Katsuki stalked off ahead, and Izuku remained still, waiting obediently for Katsuki to get further away. He tried his best not to stare, though he knew he was probably failing – his sneaky glances to see how far ahead Katsuki had gotten quickly began to linger, watching the way Katsuki moved.
He’d gotten taller in the past year, had gotten a brand-new uniform at the beginning of the school year to accommodate it, and while it had been worn in a little over the past few months, softened and faded slightly from frequent washing, it was still missing all the familiar marks Izuku had come to know. The tattered hems on his pants, where they dragged against the ground because he refused to ever pull his pants up properly; the scorch marks on the sleeves, from intimidating people with his Quirk; the short extra seam on the back of his shirt, where he’d gotten it caught on a bush and had to get his mother to stitch it up.
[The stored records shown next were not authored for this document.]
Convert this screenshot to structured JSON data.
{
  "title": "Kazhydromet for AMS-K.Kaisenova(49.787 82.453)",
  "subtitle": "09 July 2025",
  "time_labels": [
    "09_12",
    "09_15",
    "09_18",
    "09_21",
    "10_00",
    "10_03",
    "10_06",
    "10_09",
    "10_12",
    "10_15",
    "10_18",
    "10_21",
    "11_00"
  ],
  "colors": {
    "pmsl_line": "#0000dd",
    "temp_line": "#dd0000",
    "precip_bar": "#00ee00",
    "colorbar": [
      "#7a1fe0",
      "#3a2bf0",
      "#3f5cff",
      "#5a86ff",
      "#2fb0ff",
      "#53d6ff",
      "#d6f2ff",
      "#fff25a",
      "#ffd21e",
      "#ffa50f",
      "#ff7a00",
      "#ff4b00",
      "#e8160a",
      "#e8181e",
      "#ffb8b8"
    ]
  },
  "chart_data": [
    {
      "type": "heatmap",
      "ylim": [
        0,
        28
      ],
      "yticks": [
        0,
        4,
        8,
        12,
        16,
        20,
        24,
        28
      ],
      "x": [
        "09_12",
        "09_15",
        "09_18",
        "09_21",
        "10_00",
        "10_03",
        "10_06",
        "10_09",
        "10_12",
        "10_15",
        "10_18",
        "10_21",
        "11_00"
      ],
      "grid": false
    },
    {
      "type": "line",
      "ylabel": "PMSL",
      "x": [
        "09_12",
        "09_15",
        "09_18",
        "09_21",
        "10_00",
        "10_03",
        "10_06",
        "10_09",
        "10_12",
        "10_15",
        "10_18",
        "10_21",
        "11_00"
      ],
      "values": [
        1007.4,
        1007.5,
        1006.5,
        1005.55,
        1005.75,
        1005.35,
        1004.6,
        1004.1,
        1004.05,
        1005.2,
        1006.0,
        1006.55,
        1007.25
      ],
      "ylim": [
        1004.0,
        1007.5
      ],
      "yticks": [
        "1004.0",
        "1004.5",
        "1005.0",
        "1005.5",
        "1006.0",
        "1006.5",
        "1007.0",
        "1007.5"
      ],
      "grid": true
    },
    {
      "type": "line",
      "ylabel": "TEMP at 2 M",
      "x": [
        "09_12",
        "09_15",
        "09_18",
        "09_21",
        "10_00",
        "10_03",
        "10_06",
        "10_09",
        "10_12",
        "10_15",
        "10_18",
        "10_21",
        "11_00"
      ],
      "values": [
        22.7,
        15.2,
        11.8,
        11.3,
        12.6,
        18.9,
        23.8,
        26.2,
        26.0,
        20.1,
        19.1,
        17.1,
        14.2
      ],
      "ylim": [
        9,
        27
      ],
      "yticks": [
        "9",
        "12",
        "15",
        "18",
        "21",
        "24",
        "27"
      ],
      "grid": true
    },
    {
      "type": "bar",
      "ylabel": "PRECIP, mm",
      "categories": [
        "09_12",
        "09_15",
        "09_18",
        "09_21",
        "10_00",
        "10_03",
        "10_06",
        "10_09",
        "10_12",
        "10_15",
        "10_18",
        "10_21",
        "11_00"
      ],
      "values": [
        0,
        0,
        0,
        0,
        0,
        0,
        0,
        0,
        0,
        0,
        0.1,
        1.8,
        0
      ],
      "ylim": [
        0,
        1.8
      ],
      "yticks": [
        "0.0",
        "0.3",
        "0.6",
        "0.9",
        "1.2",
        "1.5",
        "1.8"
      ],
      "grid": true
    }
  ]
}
Little scars, marring the fabric, that Izuku had known like they were his own, had mapped out like stars in the night sky, so comforting and familiar and there.
Until they weren’t.
When Katsuki seemed a sufficient distance down the road, Izuku started to walk again, keeping his gaze on Katsuki’s shoes. He hoped maybe Katsuki wouldn’t feel it, there. Izuku’s gaze would only dig into the leather, instead of burning holes in the back of his head.
They remained that way, carefully apart, until they reached the corner Izuku both loved and hated, depending on the time of day you asked him. In the morning, it was the corner where they met, where their paths crossed to head to school. But in the evenings, it was where they diverged, where Katsuki got further and further away from him. Katsuki never looked back, after they passed that point, but Izuku always waited. He stood on that corner until Katsuki turned the next one, into his own street, where he’d only have to make it past a few more houses to get home safely. He waited until Katsuki turned that corner, and then a little longer, long enough for Katsuki to get in his front door without any screams – or, more likely, explosions – happening in the meantime. Only then, when he knew Katsuki was safe, did he continue on his own path, heading back to the apartment block where his mother would be waiting for him.
Izuku didn’t have someone to watch him walk home, but he did have a mother who loved him more than anything else in the world, who would start looking for him if he took much longer than expected. He didn’t mind if something happened to him while he was alone, but it was important that nothing happened to Katsuki. To his Kacchan.
He’d never forgive himself if something happened to Kacchan and he didn’t even try to be his hero.